7. Identify the Best Places to Promote
It is not enough that you have a great employer brand to promote. You also need to know WHERE to promote.
We have already identified LinkedIn as one of the most important social professional networks. However, there are other places online and offline that you can explore for employer branding.
One is your own, internal website or intranet. It is always best to start within the walls of your company. Relentlessly promote your brand and engage your employees all the time. In the process, you can collect feedback directly from your people through regular surveys. The insights you can get from their responses can help you improve your employer brand further.
Your social media pages are, without a doubt, great places for your employer branding efforts. If you do it right, you can promote your products and values as a company, boosting your employer brand presence even more.
8. Organize Workshops and Seminars
The number one obstacle that candidates encounter when looking for a job is that they have no idea what it is like to work at an organization.
Help them overcome this obstacle by organizing workshops and seminars where you can invite them over.
The best thing about these events is that as you showcase your brand to your heart’s content, you can also spot potentially great hires among those who will be attending and even hire them on the spot. It is a win-win for both the company and the job seekers.

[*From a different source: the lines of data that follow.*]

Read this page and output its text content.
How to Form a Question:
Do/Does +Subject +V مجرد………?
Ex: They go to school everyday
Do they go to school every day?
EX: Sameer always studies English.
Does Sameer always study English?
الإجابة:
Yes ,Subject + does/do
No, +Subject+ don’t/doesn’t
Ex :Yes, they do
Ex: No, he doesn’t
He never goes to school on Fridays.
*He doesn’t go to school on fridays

Organizing workshops and seminars is also a manifestation of your company’s desire to invest in the learning and development of your people, which job seekers would appreciate in an organization.
9. Measure Your Employer Branding
Again, nothing beats actual data when it comes to knowing where your brand stands in the heart of your current employees, and in the minds of your potential employees.
Make sure that you measure the results of your employer branding campaigns by looking at the data involving the following:
- Employee turnover
- Reviews and ratings
- Retention rate
- Employee satisfaction
It may help even more to look at employer branding holistically by using Brandata’s approach to measuring consumer brands that considers top of the funnel, middle of the funnel, and bottom of the funnel.
Check out the chart below for the key metrics in every funnel.
Depending on the results, optimize your employer branding accordingly.
Indeed, employer branding can be a meticulous but necessary process that every organization needs to work on in order to position well in the talent marketplace.
Employer branding is important for the right scalability, sustainability, and transparency of the business and for bringing the core of the business to the public. These qualities build trust, and that trust helps you scale through new businesses and new partnerships.